Les méthodes de propagande et de désinformation du KGB

Par Giuseppe Gagliano

Note historique du Cf2R N°78 / AVRIL 2024

Les méthodes de propagande et de désinformation mises en œuvre par la Russie sont anciennes. Leurs origines sont antérieures l’époque soviétique et remontent à la période tsariste et à l’héritage de l’Okhrana datant du XIXe siècle. En effet, les pratiques de surveillance politique étaient déjà répandues à Moscou du temps de l’Empire russe qui avait mis en place un important appareil policier prévoyant notamment l’isolement des étrangers et des punitions sévères. Les observations de Paul d’Alep en 1654 et du marquis de Custine en 1839 mettent par ailleurs en évidence une longue tradition d’opérations d’influence, bien que le terme n’ait été inventé qu’au XXe siècle.

La prise du pouvoir par les bolchéviques en 1917 allait donner à ces méthodes une ampleur nouvelle grâce à l’idéologie marxiste, la théorie léniniste sur la presse et aux leçons de l’expérience tant de la police tsariste que du monde criminel bolchevique. Ainsi, le Département pour l’agitation et la propagande fut établi au sein du Comité central du Parti communiste d’Union soviétique (PCUS) dès les premières années 20. Toutefois, le concept de « mesures actives » – recouvrant la désinformation, la propagande, les fausses nouvelles et parfois les assassinats – ne fut créé qu’après la mort de Staline (1953).

Les objectifs de la propagande

L’objectif de la propagande soviétique était d’affaiblir les pays capitalistes et de renforcer les nations socialistes et les forces progressistes dans le cadre de l’affrontement entre les deux systèmes politiques.
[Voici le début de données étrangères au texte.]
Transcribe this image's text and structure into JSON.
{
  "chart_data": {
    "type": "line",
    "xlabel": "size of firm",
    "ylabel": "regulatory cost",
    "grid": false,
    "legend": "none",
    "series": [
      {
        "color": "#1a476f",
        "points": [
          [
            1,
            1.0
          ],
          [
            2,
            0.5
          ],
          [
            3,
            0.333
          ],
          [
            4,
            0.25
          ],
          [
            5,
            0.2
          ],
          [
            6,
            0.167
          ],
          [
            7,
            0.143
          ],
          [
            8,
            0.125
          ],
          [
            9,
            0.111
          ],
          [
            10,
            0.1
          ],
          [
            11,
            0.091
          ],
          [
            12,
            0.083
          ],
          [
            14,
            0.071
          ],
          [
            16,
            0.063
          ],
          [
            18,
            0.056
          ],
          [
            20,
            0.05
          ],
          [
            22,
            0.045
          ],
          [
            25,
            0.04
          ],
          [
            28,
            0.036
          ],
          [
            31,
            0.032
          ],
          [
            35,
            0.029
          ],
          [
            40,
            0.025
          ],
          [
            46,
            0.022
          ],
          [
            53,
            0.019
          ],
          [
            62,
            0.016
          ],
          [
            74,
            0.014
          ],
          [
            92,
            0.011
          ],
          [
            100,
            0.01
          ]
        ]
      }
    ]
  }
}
Elle visait à soutenir les objectifs internationaux de l’URSS.

La désinformation et l’utilisation de matériel compromettant visait aussi les émigrés antisoviétiques. Ceux des Républiques baltes et d’Ukraine, actifs politiquement, étaient les cibles d’actions visant à diminuer leur influence. Le KGB portait également un intérêt particulier aux communautés d‘émigrés des États-Unis, du Canada et d’Amérique Latine, et était parvenu à identifier 150 centres antisoviétiques d’une certaine importance, responsables de la publication de 78 journaux. Il était essentiel pour Moscou de contrer leur influence, d’où l’importance de la contre-propagande.

Une dernière finalité consistait à diffuser de fausses nouvelles et de faux documents pour démasquer les plans et les agents des services secrets étrangers.
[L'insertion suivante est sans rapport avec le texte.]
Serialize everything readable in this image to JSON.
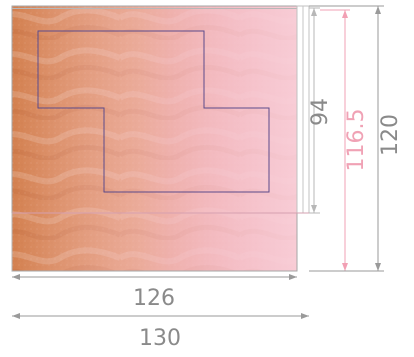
{
  "diagram": {
    "dimensions": {
      "bottom_inner": "126",
      "bottom_outer": "130",
      "right_94": "94",
      "right_116_5": "116.5",
      "right_120": "120"
    },
    "colors": {
      "line_gray": "#9a9a9a",
      "line_red": "#f2a0b4",
      "outline_purple": "#5b4a8a",
      "sand_dark": "#d07d4a",
      "sand_light": "#f0b08a",
      "pink_overlay": "#f3b7c6"
    },
    "content": {
      "image_description": "sand-texture-panel"
    }
  }
}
  1. Police politique du Tsar.
  2. Van Herpen, M. H., Putin’s propaganda machine: Soft power and Russian foreign policy, Rowman & Littlefield, 2016.

Les méthodes de la propagande

 

Les opérations de propagande étaient conçues selon une approche pluridisciplinaire. La connaissance approfondie du contexte et des médias locaux était essentielle avant toute opération. La capacité d’évaluer la réaction du public était considérée comme une composante primordiale pour façonner efficacement les mesures actives dans le domaine médiatique. Puis il fallait définir précisément l’objectif et sélectionner les stratégies adéquates. Le travail de renseignement était conduit via deux canaux : un « fermé », confié au KGB ; l’autre « ouvert », via des institutions officielles (ambassades, consulat, agences de presse, missions commerciales, etc.). Les organisations et les médias soviétiques participaient à la propagande extérieure en parallèle aux « mesures actives » du KGB qui intensifiait les messages à travers ses opérations sous couverture.
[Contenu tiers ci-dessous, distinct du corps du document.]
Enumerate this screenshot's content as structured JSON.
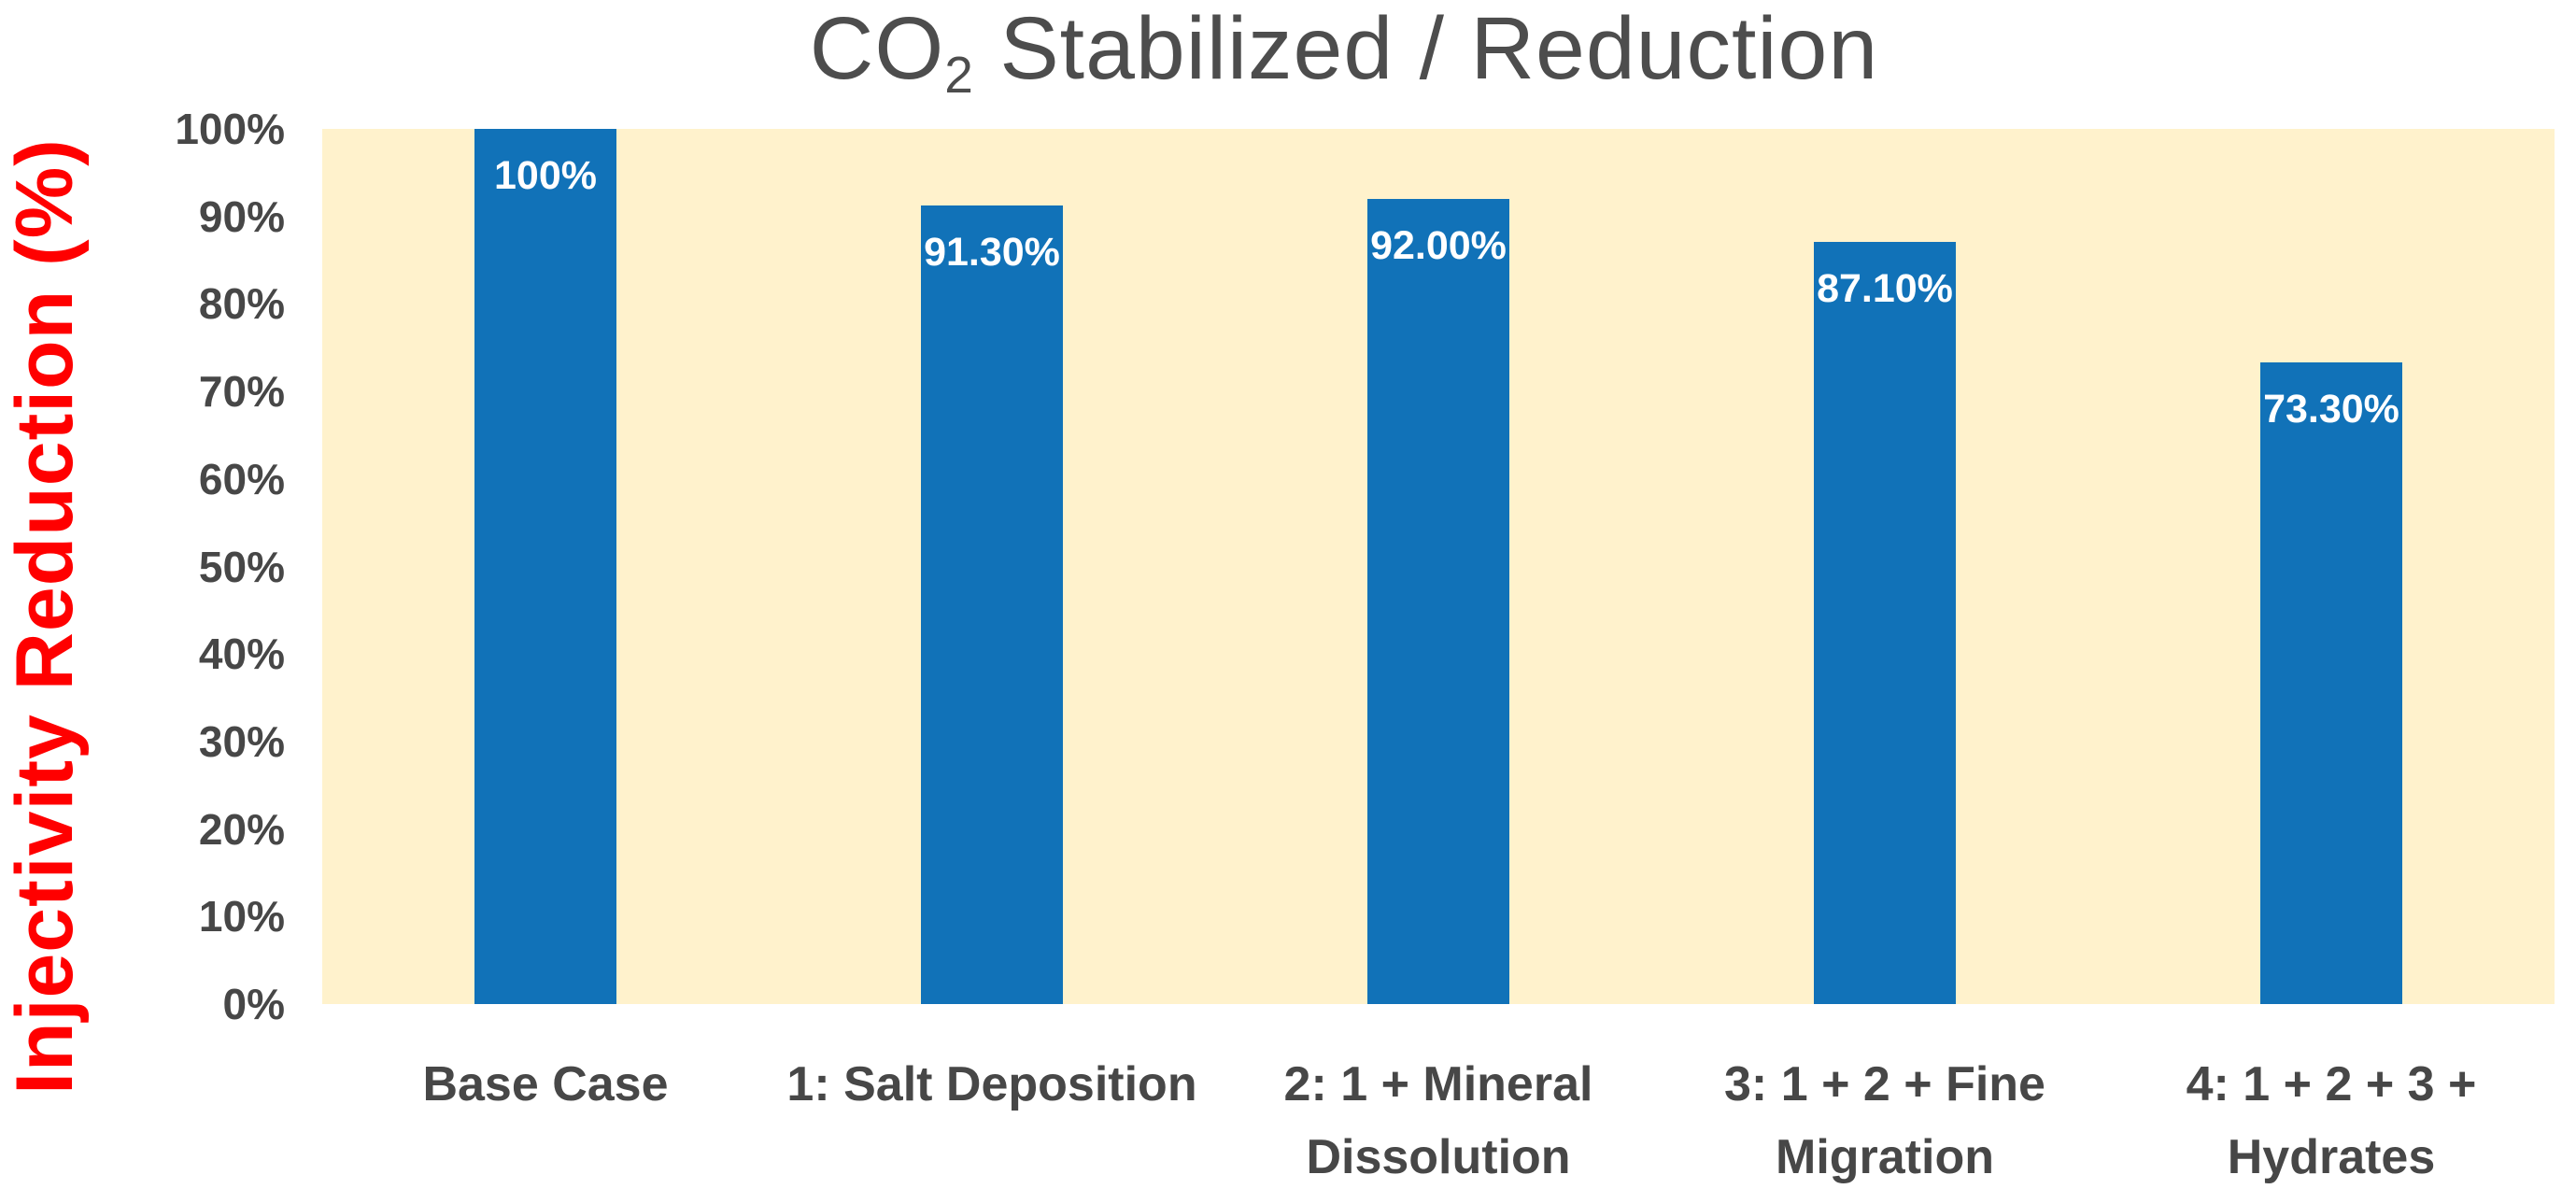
{
  "chart_data": {
    "type": "bar",
    "title": {
      "main": "CO",
      "subscript": "2",
      "rest": " Stabilized / Reduction"
    },
    "ylabel": "Injectivity Reduction (%)",
    "xlabel": "",
    "categories": [
      {
        "line1": "Base Case",
        "line2": ""
      },
      {
        "line1": "1: Salt Deposition",
        "line2": ""
      },
      {
        "line1": "2: 1 + Mineral",
        "line2": "Dissolution"
      },
      {
        "line1": "3: 1 + 2 + Fine",
        "line2": "Migration"
      },
      {
        "line1": "4: 1 + 2 + 3 +",
        "line2": "Hydrates"
      }
    ],
    "categories_full": [
      "Base Case",
      "1: Salt Deposition",
      "2: 1 + Mineral Dissolution",
      "3: 1 + 2 + Fine Migration",
      "4: 1 + 2 + 3 + Hydrates"
    ],
    "values": [
      100,
      91.3,
      92.0,
      87.1,
      73.3
    ],
    "value_labels": [
      "100%",
      "91.30%",
      "92.00%",
      "87.10%",
      "73.30%"
    ],
    "y_ticks": [
      {
        "label": "100%",
        "value": 100
      },
      {
        "label": "90%",
        "value": 90
      },
      {
        "label": "80%",
        "value": 80
      },
      {
        "label": "70%",
        "value": 70
      },
      {
        "label": "60%",
        "value": 60
      },
      {
        "label": "50%",
        "value": 50
      },
      {
        "label": "40%",
        "value": 40
      },
      {
        "label": "30%",
        "value": 30
      },
      {
        "label": "20%",
        "value": 20
      },
      {
        "label": "10%",
        "value": 10
      },
      {
        "label": "0%",
        "value": 0
      }
    ],
    "ylim": [
      0,
      100
    ],
    "grid": false,
    "legend": "none",
    "colors": {
      "bar": "#1172B8",
      "plot_background": "#FFF2CC",
      "title_text": "#4D4D4D",
      "tick_text": "#474747",
      "category_text": "#474747",
      "y_axis_title_text": "#FF0000",
      "value_label_text": "#FFFFFF",
      "page_background": "#FFFFFF"
    }
  }
}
Responsable des « mesures actives », le Service A de la Première Direction Principale du KGB coordonnait les efforts des divers acteurs impliqués, et son Département D pratiquait la diffusion de fausses nouvelles et de documents contrefaits dans la presse étrangère. Un exemple emblématique est l’opération Infektion, qui a répandu, via un journal indien en 1983, la fausse nouvelle selon laquelle le virus du SIDA (VIH) était la création d’un laboratoire américain.

Le KGB ciblait des étudiants, des chercheurs, des professionnels des médias, des militaires et des fonctionnaires, non seulement comme sources d’information, mais aussi comme influenceurs dans leurs pays. Une attention particulière était accordée à ceux qui avaient des liens avec l’URSS, suivant une stratégie qu’employait jadis l’Okhrana. Le KGB cherchait aussi à exploiter les groupes et individus pro-soviétiques pour des opérations ciblées dans les pays hôtes. Pour lui, les 12 millions de Soviétiques résidant à l’étranger, surtout dans les pays capitalistes, étaient considérés comme les éléments potentiels d’une cinquième colonne.

Pour le KGB, l’idée d’une presse indépendante était une illusion. Il considérait les médias étrangers comme des vecteurs de « propagande bourgeoise ». Cette vision s’alignait sur la théorie léniniste sur la presse, qui niait l’existence de médias neutres, les interprétant uniquement comme des instruments de propagande. Dans le cadre de ses opérations, le KGB créa des structures médiatiques et des partis politiques qui, tout en se présentant comme indépendants et critiques à l’égard de l’URSS, notamment dans la dénonciation de la corruption, étaient en réalité financés et contrôlés secrètement par lui. Diverses organisations, comme par exemple le Comité soviétique pour les relations avec les compatriotes à l’étranger, diffusaient des informations conçues en URSS via des émissions radiophoniques des livres et des journaux. L’art et les produits culturels soviétiques étaient également utilisés comme outils de propagande.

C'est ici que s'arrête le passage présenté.